Das ist bei aller Tragik von Corona eine im Kern enorm hoffnungsvolle Botschaft. Ich kenne tatsächlich keine einzige Firma, die die großen Umwälzungen in der Coronakrise nicht vernünftig hinbekommen hätte oder wo die Veränderungen krachend gescheitert wären. Abgefahren oder? Das ist eigentlich kompletter Wahnsinn und widerspricht diametral allen sonst empirisch zu beobachtenden Phänomenen, nach denen ein substantieller Teil von Veränderungsmaßnahmen im Nachgang als klarer Fehlschlag zu bewerten ist.

Bei Licht betrachtet stellt sich die Sachlage aber etwas anders dar. Es waren in diesem Fall nämlich global drei wesentliche Dinge erfüllt, die für Veränderungen unabdingbar sind und deren Abwesenheit die Wahrscheinlichkeit eines Scheiterns erhöht.

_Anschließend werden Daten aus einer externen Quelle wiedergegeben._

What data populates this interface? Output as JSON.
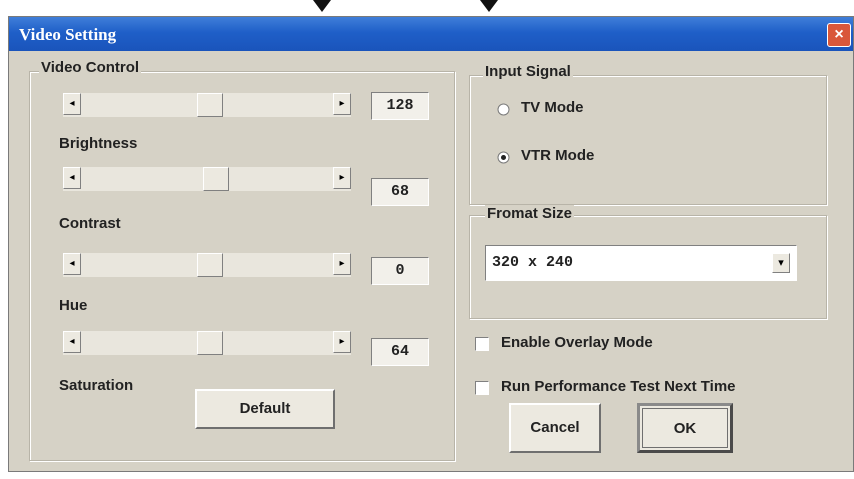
{
  "window": {
    "title": "Video Setting",
    "close_glyph": "×"
  },
  "video_control": {
    "heading": "Video Control",
    "sliders": [
      {
        "label": "",
        "value": "128",
        "level": 0.5
      },
      {
        "label": "Brightness",
        "value": "68",
        "level": 0.53
      },
      {
        "label": "Contrast",
        "value": "0",
        "level": 0.5
      },
      {
        "label": "Hue",
        "value": "64",
        "level": 0.5
      }
    ],
    "saturation_label": "Saturation",
    "default_button": "Default",
    "arrow_left": "◂",
    "arrow_right": "▸"
  },
  "input_signal": {
    "heading": "Input Signal",
    "options": [
      {
        "label": "TV Mode",
        "selected": false
      },
      {
        "label": "VTR Mode",
        "selected": true
      }
    ]
  },
  "format_size": {
    "heading": "Fromat Size",
    "selected": "320 x 240",
    "dropdown_glyph": "▾"
  },
  "checkboxes": [
    {
      "label": "Enable Overlay Mode",
      "checked": false
    },
    {
      "label": "Run Performance Test Next Time",
      "checked": false
    }
  ],
  "buttons": {
    "cancel": "Cancel",
    "ok": "OK"
  },
  "icons": {
    "close": "close-icon",
    "dropdown": "chevron-down-icon",
    "cursor": "arrow-icon"
  },
  "colors": {
    "titlebar": "#1f5fc8",
    "face": "#d6d2c6",
    "close": "#d9573a"
  }
}
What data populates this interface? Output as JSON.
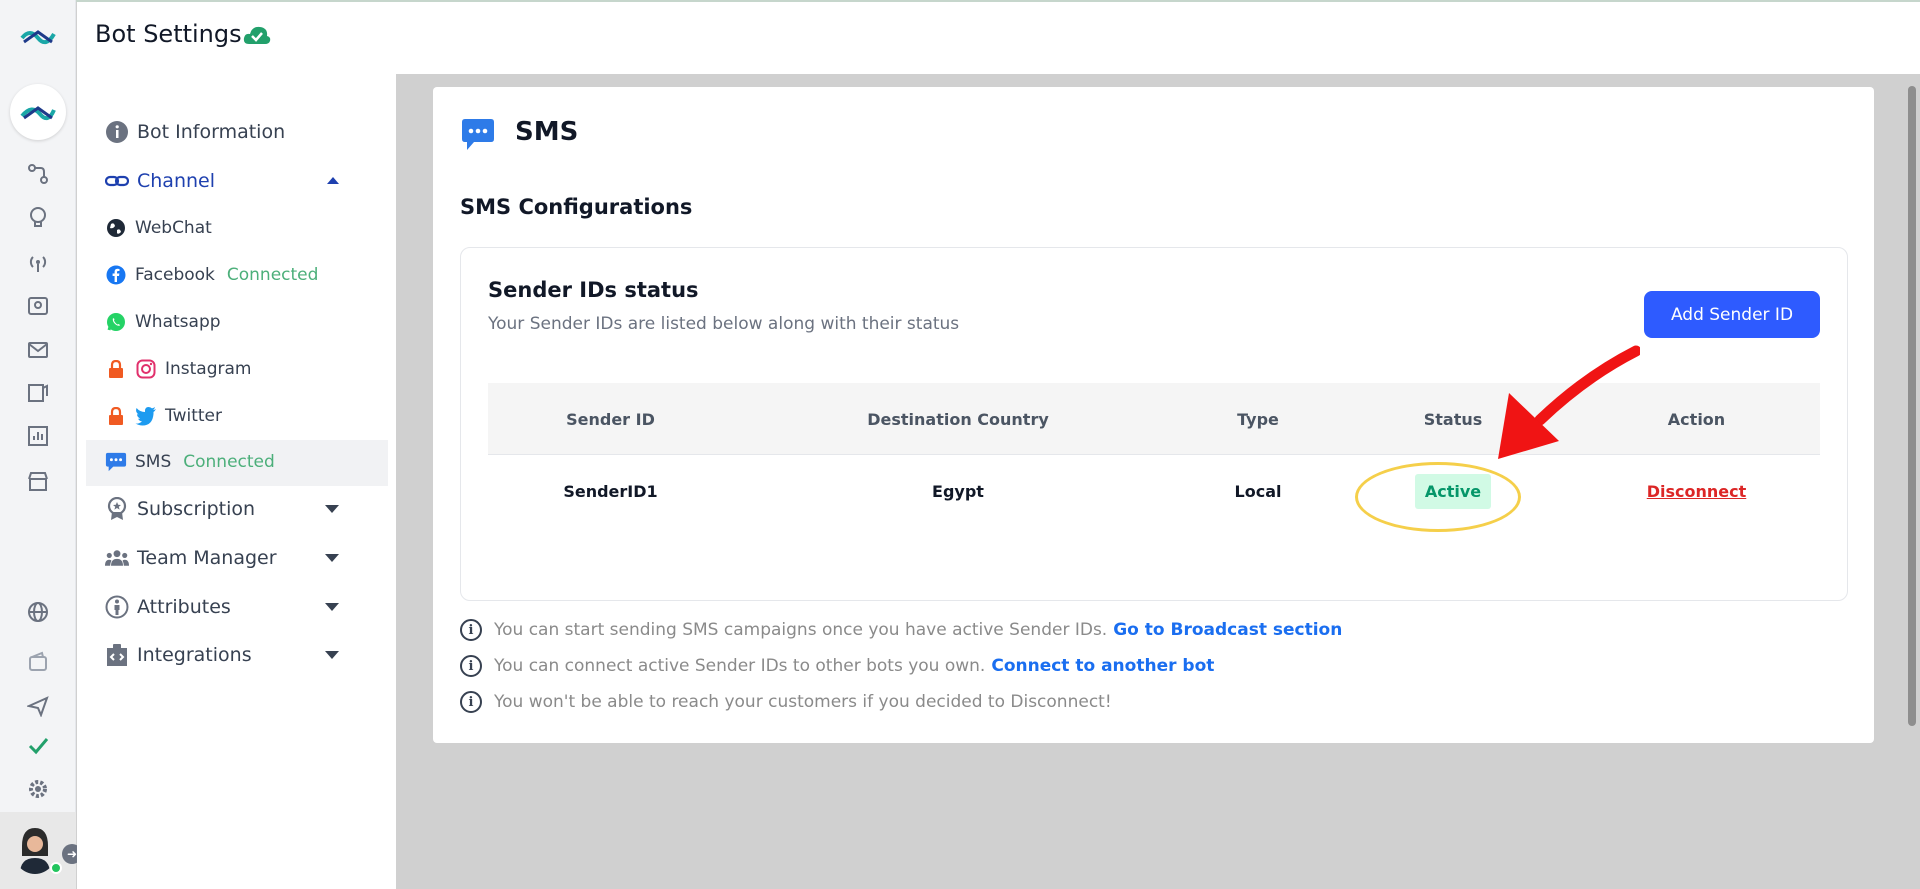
{
  "header": {
    "title": "Bot Settings"
  },
  "sidebar": {
    "items": [
      {
        "label": "Bot Information"
      },
      {
        "label": "Channel"
      },
      {
        "label": "Subscription"
      },
      {
        "label": "Team Manager"
      },
      {
        "label": "Attributes"
      },
      {
        "label": "Integrations"
      }
    ],
    "channels": [
      {
        "label": "WebChat",
        "status": ""
      },
      {
        "label": "Facebook",
        "status": "Connected"
      },
      {
        "label": "Whatsapp",
        "status": ""
      },
      {
        "label": "Instagram",
        "status": ""
      },
      {
        "label": "Twitter",
        "status": ""
      },
      {
        "label": "SMS",
        "status": "Connected"
      }
    ]
  },
  "main": {
    "channel_title": "SMS",
    "config_title": "SMS Configurations",
    "sender_status": {
      "title": "Sender IDs status",
      "subtitle": "Your Sender IDs are listed below along with their status",
      "add_button": "Add Sender ID"
    },
    "table": {
      "headers": [
        "Sender ID",
        "Destination Country",
        "Type",
        "Status",
        "Action"
      ],
      "rows": [
        {
          "sender_id": "SenderID1",
          "country": "Egypt",
          "type": "Local",
          "status": "Active",
          "action": "Disconnect"
        }
      ]
    },
    "notes": [
      {
        "text": "You can start sending SMS campaigns once you have active Sender IDs.",
        "link": "Go to Broadcast section"
      },
      {
        "text": "You can connect active Sender IDs to other bots you own.",
        "link": "Connect to another bot"
      },
      {
        "text": "You won't be able to reach your customers if you decided to Disconnect!",
        "link": ""
      }
    ]
  },
  "colors": {
    "primary": "#2e5bff",
    "connected": "#4caf7a",
    "active_badge": "#d1fae5",
    "disconnect": "#dc2626",
    "link": "#1a6ef0"
  }
}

Das Gefühl für Dringlichkeit

Das Gefühl für Dringlichkeit war erstens vorhanden. Das Changemodell von John Kotter ist mittlerweile vollkommen veraltet, weil die Einschläge der Veränderungen heutzutage so schnell auf die Organisationen einprasseln, dass die von Kotter vorgeschlagenen 8 Schritte die Leute schlicht ermüden. Wenn alle paar Monate eine neue Vision kommunziert werden muss, weil sich die Rahmenbedingungen schon wieder um 180° gedreht haben, zehrt das an den Nerven und ist nicht hilfreich. Der erste Schritt, den Kotter bei Veränderungen sieht, ist aber nach wie vor wichtig und war nicht zufällig der alleinige Titel von Kotters letztem Buch: Das Prinzip Dringlichkeit [1]. Wenn die Leute verstehen, dass es dringend und wichtig ist, dann bewegen sie sich auch. Im Falle der Coronakrise war die Wichtigkeit und Dringlichkeit nicht nur ein – womöglich wenig überzeugend klingendes – Lippenbekenntnis eines nicht immer als glaubwürdig wirkenden Top Management. Nein: die globale Krise war allseits klar greifbar und durchzog alle Lebensbereiche.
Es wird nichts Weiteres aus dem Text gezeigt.